The Bahamas government created the 287-square-mile Inagua National Park in 1963 and today the flamingos flock into the salt ponds of the park and the rest of the island to eat their favorite food, brine shrimp, which gives the birds their brilliant deep pink color.
The exuberant honking of the birds seemed to underline the birds’ resurgence.
There’s another reason knowledgeable travelers come to Inagua: to bonefish with renowned bonefish and sport-fishing guide Ezzard Cartwright, who has been featured on The Spanish Fly TV fishing show and in fishing magazines. He’s represented by the international fishing travel company Angling Destinations.
I spent an afternoon with the crusty, barrel-chested Bahamian sitting at one of the picnic tables in front of his apartments overlooking the ocean. “Yeah, we fish for bonefish, tarpon, permit, snook,” he said, his sun-reddened face sporting gray stubble and a fisherman’s squint.
And deep-sea fishing? “Oh yeah, marlin, tuna, wahoo.” His loyal customers come from the United States, United Kingdomand Germany to stay in his modest apartments and do nothing but fish.
And watch the sun sink into the ocean at the end of the day. As we admired the sunset, I saw a green flash at the moment the sun disappeared. “A good omen,” I told Cartwright. He nodded, considering the possibility, probably thinking about the next day’s fishing trip.
Inagua, 55 miles long and 19 miles wide, is not easy to get to. The country’s third largest island is the end of the line; the southernmost island in the 700-mile long Bahamas archipelago; the jumping-off point to the Caribbean. It’s about 55 miles northeast of Cuba and 60 miles north of Haiti.
Yachts often make a stop here for supplies. If the yachts are big, which they often are, they have to anchor offshore. On my last trip here, the island’s marina was filled to capacity with confiscated drug boats.
Only three flights a week come in from Nassau. Two mail boats, the Lady Matilda and the Rosalind, also make the trip from Nassau, but the journey is 36 hours and few people want to travel with chickens, refrigerators and cars.
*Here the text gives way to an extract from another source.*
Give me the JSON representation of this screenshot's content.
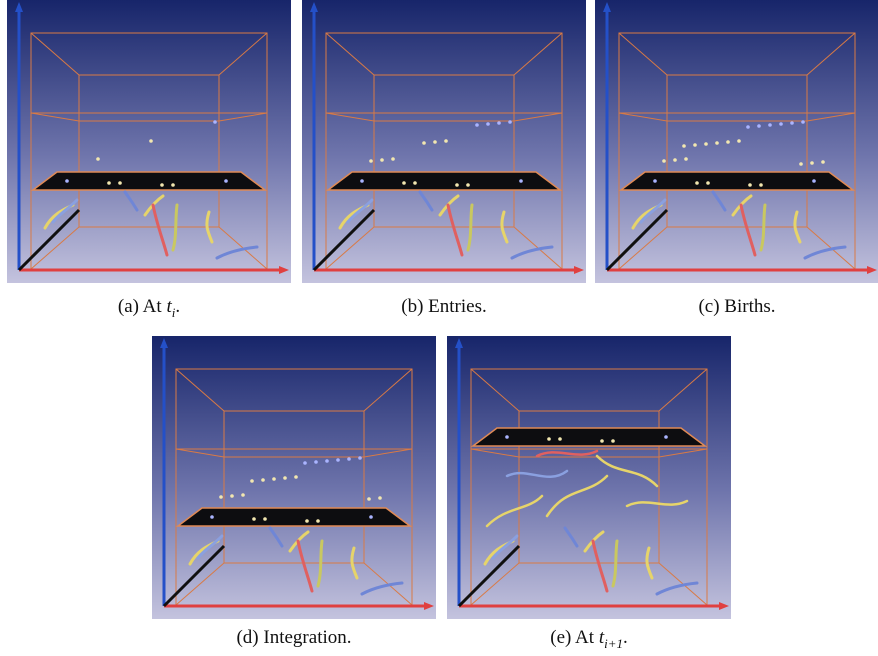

Those looking for luxurious lodging need to stay on their yachts, although I can recommend two inns for basic comfort and gregarious company: Enrika’s Inn, a complex of three Bahamian-style houses with porches, and the Main House, owned by Morton Salt Co. and a good bet for breakfast and lunch.
At night, the beam of the Inagua Lighthouse sweeps the reefs offshore and the southern end of the island as it has since 1870. One morning, I walked a mile or so from my room at Enrika’s to the lighthouse. I asked the lighthouse keeper next door to open the locked lighthouse door, and he seemed happy someone wanted to see it. The last 10 feet to the top were on a ladder, but the view of the craggy coastline was worth the effort.
I could see the big swells that rolled over the Inaguan reefs, known for wrecking ships, including the treasure-filled Spanish galleons Santa Rosa, lost in 1599, and the Infanta, wrecked in 1788.
A herd of goats, supposedly descendants of those introduced by the French, kept me company almost all the way back to town. Wild donkeys roamed the sandy roads.
Back in Matthew Town, I watched a Junkanoo parade celebrating the Homecoming Festival in August. Junkanoo also is held at Christmas. And I chatted with the town’s mayor at the After Work Bar, and bought tasty cracked conch at the Fish Fry.
There aren’t many businesses in the small community. The majority of the 1,000 islanders work at Morton Salt Co., which produces 1 million tons of salt a year at its Matthew Town factory. They offer tours of the factory, but visitors generally don’t come here to learn about salt.
They want to see the flamingos and fish with Ezzard.